Despite the emergence of new strategies in recent years, multiple myeloma (MM) is still an incurable disease with poor outcome. As a new treatment, chimeric antigen receptor (CAR-) T cell therapy brought exciting news to patients with relapsed or refractory MM. B-cell maturation antigen (BCMA) is ubiquitously expressed on the surface of myeloma cells and is considered an “ideal” target of CAR-T cell. BCMA-targeted CAR-T cell therapies achieved remarkable efficacy in relapsed or refractory MM patients in several clinical trials. However, some patients had no response or relapsed after BCMA targeted CAR-T cell therapy. Myeloma cells also express other surface markers which might be used as targets for CAR-T cell therapy. Encouragingly, CAR-T cells targeting these non-BCMA markers are being tested in clinical trials or under preclinical investigation, already showing some promising results. In this review, we summarized and provided an update of these advances.

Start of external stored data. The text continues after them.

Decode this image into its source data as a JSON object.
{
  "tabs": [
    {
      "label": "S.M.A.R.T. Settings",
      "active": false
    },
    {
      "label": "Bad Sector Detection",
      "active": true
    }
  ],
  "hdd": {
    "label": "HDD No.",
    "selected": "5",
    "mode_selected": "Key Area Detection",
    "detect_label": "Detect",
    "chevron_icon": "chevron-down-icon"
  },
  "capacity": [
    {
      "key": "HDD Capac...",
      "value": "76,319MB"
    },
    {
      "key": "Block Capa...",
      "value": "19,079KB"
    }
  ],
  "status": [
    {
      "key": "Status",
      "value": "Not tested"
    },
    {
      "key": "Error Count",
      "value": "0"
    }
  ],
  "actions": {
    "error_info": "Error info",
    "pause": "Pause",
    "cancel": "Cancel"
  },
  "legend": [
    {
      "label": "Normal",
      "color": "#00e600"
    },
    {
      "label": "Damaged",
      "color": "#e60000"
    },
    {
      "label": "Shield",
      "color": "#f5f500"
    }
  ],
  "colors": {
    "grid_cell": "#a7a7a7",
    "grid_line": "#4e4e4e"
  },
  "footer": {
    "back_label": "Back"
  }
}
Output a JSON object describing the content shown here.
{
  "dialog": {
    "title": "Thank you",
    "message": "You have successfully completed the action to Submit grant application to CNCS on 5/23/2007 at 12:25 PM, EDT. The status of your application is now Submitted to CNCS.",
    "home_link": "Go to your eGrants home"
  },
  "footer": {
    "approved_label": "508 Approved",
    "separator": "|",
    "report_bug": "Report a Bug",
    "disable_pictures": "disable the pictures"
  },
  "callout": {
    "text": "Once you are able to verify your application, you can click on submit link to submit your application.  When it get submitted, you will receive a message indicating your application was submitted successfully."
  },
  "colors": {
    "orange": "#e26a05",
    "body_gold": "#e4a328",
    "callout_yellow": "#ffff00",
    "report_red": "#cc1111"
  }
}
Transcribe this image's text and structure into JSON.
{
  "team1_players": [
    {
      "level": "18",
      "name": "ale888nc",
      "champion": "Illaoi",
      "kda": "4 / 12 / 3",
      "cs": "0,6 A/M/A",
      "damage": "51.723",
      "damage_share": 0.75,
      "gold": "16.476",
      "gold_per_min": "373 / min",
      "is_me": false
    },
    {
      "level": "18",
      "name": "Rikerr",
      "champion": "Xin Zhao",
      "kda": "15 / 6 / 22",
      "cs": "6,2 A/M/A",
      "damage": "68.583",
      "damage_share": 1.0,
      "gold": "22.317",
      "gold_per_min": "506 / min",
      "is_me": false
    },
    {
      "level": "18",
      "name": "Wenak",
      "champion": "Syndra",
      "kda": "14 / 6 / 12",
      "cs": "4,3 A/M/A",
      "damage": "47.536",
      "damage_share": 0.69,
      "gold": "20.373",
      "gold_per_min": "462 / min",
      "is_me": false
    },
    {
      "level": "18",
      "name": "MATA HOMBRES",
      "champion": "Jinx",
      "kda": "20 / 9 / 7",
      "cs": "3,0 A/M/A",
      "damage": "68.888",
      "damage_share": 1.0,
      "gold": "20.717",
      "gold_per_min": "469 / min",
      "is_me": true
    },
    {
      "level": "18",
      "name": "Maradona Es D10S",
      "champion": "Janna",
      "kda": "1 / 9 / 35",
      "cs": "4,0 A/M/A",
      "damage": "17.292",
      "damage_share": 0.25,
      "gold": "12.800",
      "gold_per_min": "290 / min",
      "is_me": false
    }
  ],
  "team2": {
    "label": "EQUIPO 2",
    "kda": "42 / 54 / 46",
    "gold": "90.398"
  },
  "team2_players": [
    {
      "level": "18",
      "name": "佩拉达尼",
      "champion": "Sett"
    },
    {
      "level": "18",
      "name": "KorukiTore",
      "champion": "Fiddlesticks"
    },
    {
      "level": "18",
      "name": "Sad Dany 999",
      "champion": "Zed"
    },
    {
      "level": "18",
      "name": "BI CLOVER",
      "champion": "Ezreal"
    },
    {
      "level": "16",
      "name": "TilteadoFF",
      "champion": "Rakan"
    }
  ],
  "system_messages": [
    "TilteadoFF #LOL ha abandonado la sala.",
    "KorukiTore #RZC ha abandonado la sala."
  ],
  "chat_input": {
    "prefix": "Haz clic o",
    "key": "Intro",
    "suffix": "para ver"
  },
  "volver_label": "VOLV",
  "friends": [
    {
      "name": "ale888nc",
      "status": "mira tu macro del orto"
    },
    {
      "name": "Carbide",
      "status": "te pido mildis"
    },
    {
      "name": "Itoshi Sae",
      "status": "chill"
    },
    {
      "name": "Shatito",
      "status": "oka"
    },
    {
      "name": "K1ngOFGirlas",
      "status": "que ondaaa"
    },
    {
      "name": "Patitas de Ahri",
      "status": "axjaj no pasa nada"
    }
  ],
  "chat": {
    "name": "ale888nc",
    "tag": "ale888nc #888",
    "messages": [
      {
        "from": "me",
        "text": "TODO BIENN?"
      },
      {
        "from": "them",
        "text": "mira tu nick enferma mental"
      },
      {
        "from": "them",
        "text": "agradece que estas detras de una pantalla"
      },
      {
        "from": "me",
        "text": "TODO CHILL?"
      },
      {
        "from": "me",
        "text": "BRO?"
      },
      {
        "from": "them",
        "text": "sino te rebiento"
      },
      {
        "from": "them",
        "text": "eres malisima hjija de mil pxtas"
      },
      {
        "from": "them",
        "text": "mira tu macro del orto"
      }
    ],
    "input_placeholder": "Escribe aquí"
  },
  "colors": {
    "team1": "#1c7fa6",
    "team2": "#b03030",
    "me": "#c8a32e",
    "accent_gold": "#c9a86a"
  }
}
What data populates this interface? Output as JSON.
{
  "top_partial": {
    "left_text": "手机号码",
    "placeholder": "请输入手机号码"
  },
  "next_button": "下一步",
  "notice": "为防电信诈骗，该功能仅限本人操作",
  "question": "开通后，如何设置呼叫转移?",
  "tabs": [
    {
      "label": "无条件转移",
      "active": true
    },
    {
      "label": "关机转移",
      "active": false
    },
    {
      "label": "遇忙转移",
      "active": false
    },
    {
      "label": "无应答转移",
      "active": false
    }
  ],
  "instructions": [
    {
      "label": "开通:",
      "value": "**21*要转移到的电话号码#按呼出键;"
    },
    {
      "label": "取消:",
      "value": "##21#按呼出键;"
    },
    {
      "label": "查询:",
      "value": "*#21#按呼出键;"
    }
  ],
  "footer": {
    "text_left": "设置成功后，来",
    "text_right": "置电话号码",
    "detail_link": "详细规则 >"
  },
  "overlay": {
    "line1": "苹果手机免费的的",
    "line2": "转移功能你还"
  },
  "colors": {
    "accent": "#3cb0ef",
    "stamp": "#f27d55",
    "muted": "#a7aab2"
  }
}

尽管近年来出现了新的治疗策略,但多发性骨髓瘤(MM)仍然是一种预后较差的不治之症。嵌合抗原受体(CAR- T)细胞疗法作为一种新的治疗方法,给复发或难治性MM患者带来了令人振奋的消息。b细胞成熟抗原(BCMA)在骨髓瘤细胞表面普遍表达,被认为是CAR-T细胞的“理想”靶点。在多个临床试验中,bcma靶向CAR-T细胞疗法在复发或难治性MM患者中取得了显著的疗效。然而,一些患者在接受BCMA靶向CAR-T细胞治疗后没有反应或复发。骨髓瘤细胞还表达其他表面标记物,这些标记物可能用作CAR-T细胞治疗的靶标。令人鼓舞的是,针对这些非bcma标记的CAR-T细胞正在临床试验或临床前研究中进行测试,已经显示出一些有希望的结果。在这篇综述中,我们对这些进展进行了总结和更新。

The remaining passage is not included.